A special concert with guests was held to present the album at the Royal Albert Hall in London, which was recorded and released as Zu & Co live at the Royal Albert Hall. The show was also recorded by TV networks. In December 2005 a limited edition box set titled Zu & Co. - The Ultimate Duets Collection was released, with regular CD and DVD, and an additional third disc with 12 more duets, including "Mama" feat Stevie Ray Vaughan, "Io vivo (in te)" feat Bryan Adams, "Diamante" feat Randy Crawford, "Before you accuse me" feat Buddy Guy, and "Va, pensiero" feat Sinéad O'Connor.

Professional ratings
Review scores
| Source | Rating |
| AllMusic | Star |
| Q | Star |
| PopMatters | Star |

==Track listing==
- Italian edition
1. "Dune Mosse" (with Miles Davis) – 5:44
2. "Muoio Per Te" (with Sting) – 3:23
3. "Indaco Dagli Occhi Del Cielo" (with Vanessa Carlton, feat. Haylie Ecker) – 4:03
4. "Il Grande Baboomba" (with Mousse T) – 3:20
5. "Like The Sun (From Out Of Nowhere)" (with Macy Gray, feat.
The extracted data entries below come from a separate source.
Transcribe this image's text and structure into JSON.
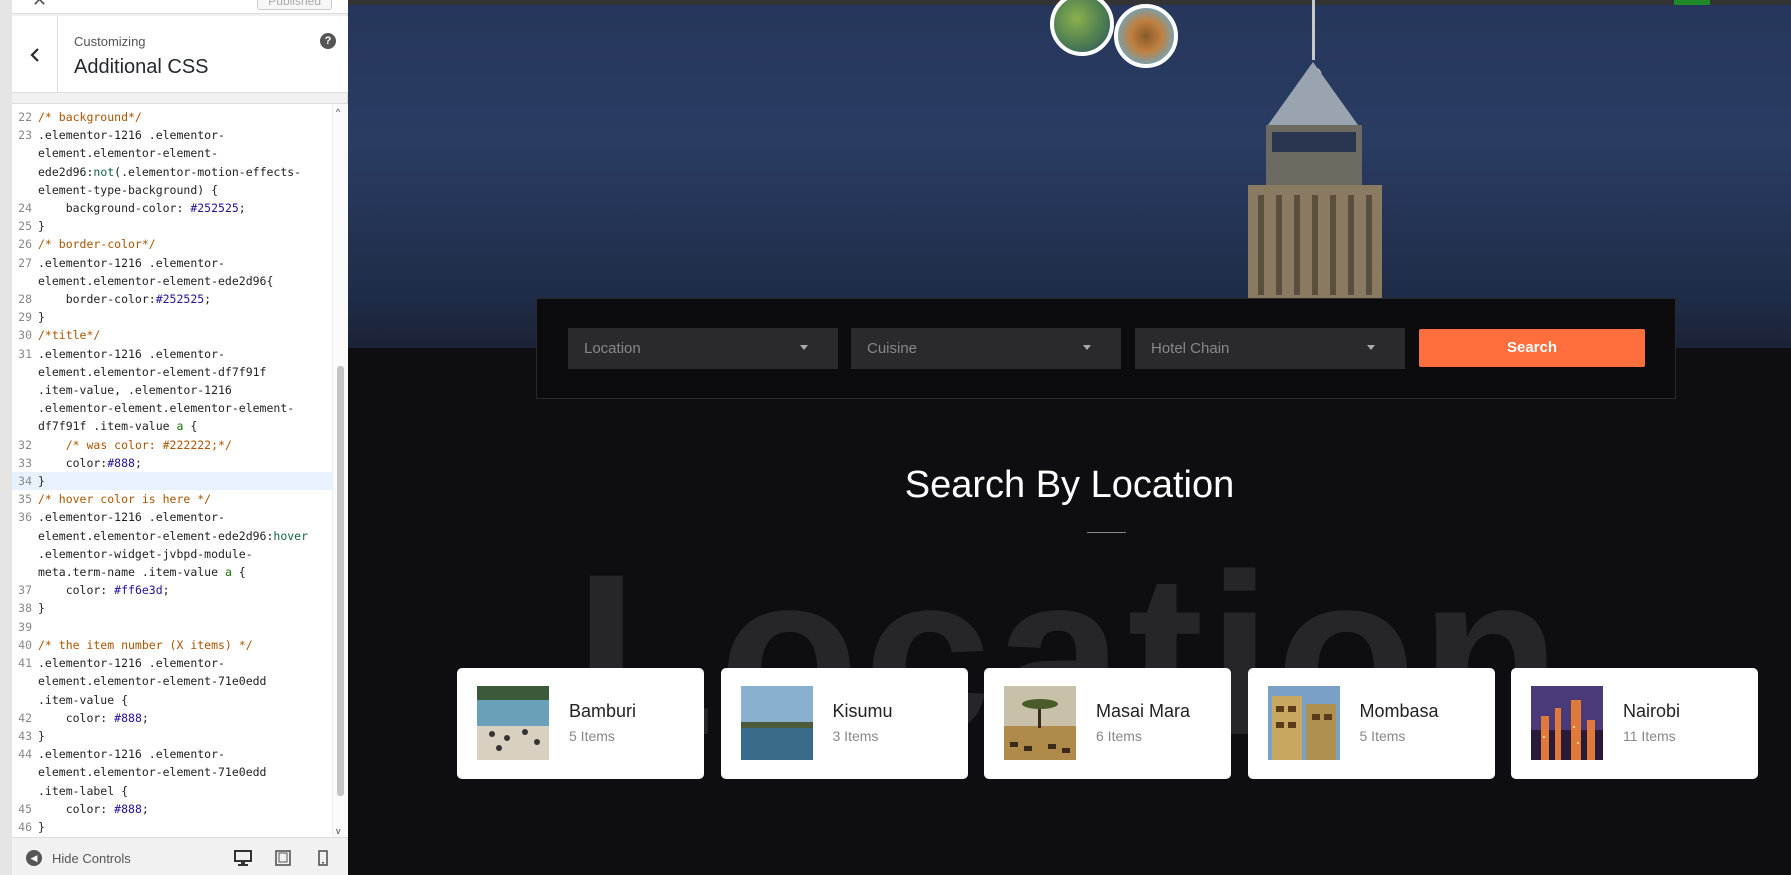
{
  "customizer": {
    "publish_label": "Published",
    "subtitle": "Customizing",
    "title": "Additional CSS",
    "help_glyph": "?",
    "hide_controls_label": "Hide Controls"
  },
  "code": [
    {
      "n": "22",
      "html": "<span class=\"t-c\">/* background*/</span>"
    },
    {
      "n": "23",
      "html": ".elementor-1216 .elementor-"
    },
    {
      "n": "",
      "html": "element.elementor-element-"
    },
    {
      "n": "",
      "html": "ede2d96:<span class=\"t-h\">not</span>(.elementor-motion-effects-"
    },
    {
      "n": "",
      "html": "element-type-background) {"
    },
    {
      "n": "24",
      "html": "    background-color: <span class=\"t-v\">#252525</span>;"
    },
    {
      "n": "25",
      "html": "}"
    },
    {
      "n": "26",
      "html": "<span class=\"t-c\">/* border-color*/</span>"
    },
    {
      "n": "27",
      "html": ".elementor-1216 .elementor-"
    },
    {
      "n": "",
      "html": "element.elementor-element-ede2d96{"
    },
    {
      "n": "28",
      "html": "    border-color:<span class=\"t-v\">#252525</span>;"
    },
    {
      "n": "29",
      "html": "}"
    },
    {
      "n": "30",
      "html": "<span class=\"t-c\">/*title*/</span>"
    },
    {
      "n": "31",
      "html": ".elementor-1216 .elementor-"
    },
    {
      "n": "",
      "html": "element.elementor-element-df7f91f"
    },
    {
      "n": "",
      "html": ".item-value, .elementor-1216"
    },
    {
      "n": "",
      "html": ".elementor-element.elementor-element-"
    },
    {
      "n": "",
      "html": "df7f91f .item-value <span class=\"t-a\">a</span> {"
    },
    {
      "n": "32",
      "html": "    <span class=\"t-c\">/* was color: #222222;*/</span>"
    },
    {
      "n": "33",
      "html": "    color:<span class=\"t-v\">#888</span>;"
    },
    {
      "n": "34",
      "html": "}",
      "active": true
    },
    {
      "n": "35",
      "html": "<span class=\"t-c\">/* hover color is here */</span>"
    },
    {
      "n": "36",
      "html": ".elementor-1216 .elementor-"
    },
    {
      "n": "",
      "html": "element.elementor-element-ede2d96:<span class=\"t-h\">hover</span>"
    },
    {
      "n": "",
      "html": ".elementor-widget-jvbpd-module-"
    },
    {
      "n": "",
      "html": "meta.term-name .item-value <span class=\"t-a\">a</span> {"
    },
    {
      "n": "37",
      "html": "    color: <span class=\"t-v\">#ff6e3d</span>;"
    },
    {
      "n": "38",
      "html": "}"
    },
    {
      "n": "39",
      "html": ""
    },
    {
      "n": "40",
      "html": "<span class=\"t-c\">/* the item number (X items) */</span>"
    },
    {
      "n": "41",
      "html": ".elementor-1216 .elementor-"
    },
    {
      "n": "",
      "html": "element.elementor-element-71e0edd"
    },
    {
      "n": "",
      "html": ".item-value {"
    },
    {
      "n": "42",
      "html": "    color: <span class=\"t-v\">#888</span>;"
    },
    {
      "n": "43",
      "html": "}"
    },
    {
      "n": "44",
      "html": ".elementor-1216 .elementor-"
    },
    {
      "n": "",
      "html": "element.elementor-element-71e0edd"
    },
    {
      "n": "",
      "html": ".item-label {"
    },
    {
      "n": "45",
      "html": "    color: <span class=\"t-v\">#888</span>;"
    },
    {
      "n": "46",
      "html": "}"
    }
  ],
  "search": {
    "location_placeholder": "Location",
    "cuisine_placeholder": "Cuisine",
    "hotel_placeholder": "Hotel Chain",
    "button_label": "Search",
    "accent_color": "#ff6e3d"
  },
  "section": {
    "title": "Search By Location",
    "background_word": "Location"
  },
  "locations": [
    {
      "name": "Bamburi",
      "count": "5 Items",
      "thumb": "beach"
    },
    {
      "name": "Kisumu",
      "count": "3 Items",
      "thumb": "lake"
    },
    {
      "name": "Masai Mara",
      "count": "6 Items",
      "thumb": "savanna"
    },
    {
      "name": "Mombasa",
      "count": "5 Items",
      "thumb": "street"
    },
    {
      "name": "Nairobi",
      "count": "11 Items",
      "thumb": "skyline"
    }
  ]
}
Jeff Beck) – 3:56
6. "Baila morena" (with Maná) – 4:06
7. "Ali D'Oro" (with John Lee Hooker) – 4:57
8. "Blue" (lyrics by Bono; with Sheryl Crow or Ilse DeLange) – 4:48
9. "Pure Love" (with Dolores O'Riordan) – 3:28
10. "A Wonderful World" (with Eric Clapton) – 4:35
11. "Pippo (Nasty Guy)" (with Tom Jones) – 3:16
12. "Hey Man (Sing A Song)" (with B. B. King) – 4:37
13. "Il Volo (The Flight)" (with Ronan Keating) – 4:48
14. "Così Celeste (with Cheb Mami) – 4:42
15. "Diavolo In Me (A Devil In Me)" (with Solomon Burke) – 4:00
16. "Senza Una Donna (Without A Woman)" (with Paul Young) – 4:30
17. "Il Mare Impetuoso Al Tramonto Salì Sulla Luna E Dietro Una Tendina Di Stelle..." (with Brian May) – 4:05
18. "Miserere" (with Luciano Pavarotti & Andrea Bocelli) – 4:14

==Charts==

===Weekly charts===

| Chart (2004–2006) | Peak position |
|---|---|
| Argentina Albums Chart | 14 |
| Austrian Albums Chart | 1 |
| Belgian Albums Chart (Flanders) | 26 |
| Belgian Albums Chart (Wallonia) | 1 |
| Dutch Albums Chart | 14 |
| European Albums | 5 |
| French Albums Chart | 11 |
| German Albums Chart | 4 |
| Greek Albums (IFPI) | 2 |
| Italian Albums Chart | 1 |
| Portuguese Albums Chart | 30 |
| Spanish Albums Chart | 27 |
| Swiss Albums Chart | 1 |
| World Albums Chart | 1 |
| US Billboard Top 200 | 84 |

===Year-end charts===

| Chart (2004) | Position |
|---|---|
| Austrian Albums (Ö3 Austria) | 9 |
| Belgian Albums Chart (Wallonia) | 40 |
| Dutch Albums (MegaCharts) | 76 |
| French Albums (SNEP) | 89 |
| German Albums (Offizielle Top 100) | 41 |
| Italian Albums (FIMI) | 11 |
| Swiss Albums (Schweizer Hitparade) | 4 |
| Chart (2005) | Position |
| Italian Albums (FIMI) | 54 |

==Certifications==

| Region | Certification | Certified units/sales |
| Austria (IFPI Austria) | Platinum | 30,000^{*} |
| France (SNEP) | Gold | 186,100 |
| Germany (BVMI) | 3× Gold | 300,000^{‡} |
| Italy (FIMI) | Diamond | 500,000^{*} |
| Switzerland (IFPI Switzerland) | 2× Platinum | 80,000^{^} |
Summaries
| Europe (IFPI) | Platinum | 1,000,000^{*} |
^{*} Sales figures based on certification alone. ^{^} Shipments figures based on certification alone. ^{‡} Sales+streaming figures based on certification alone.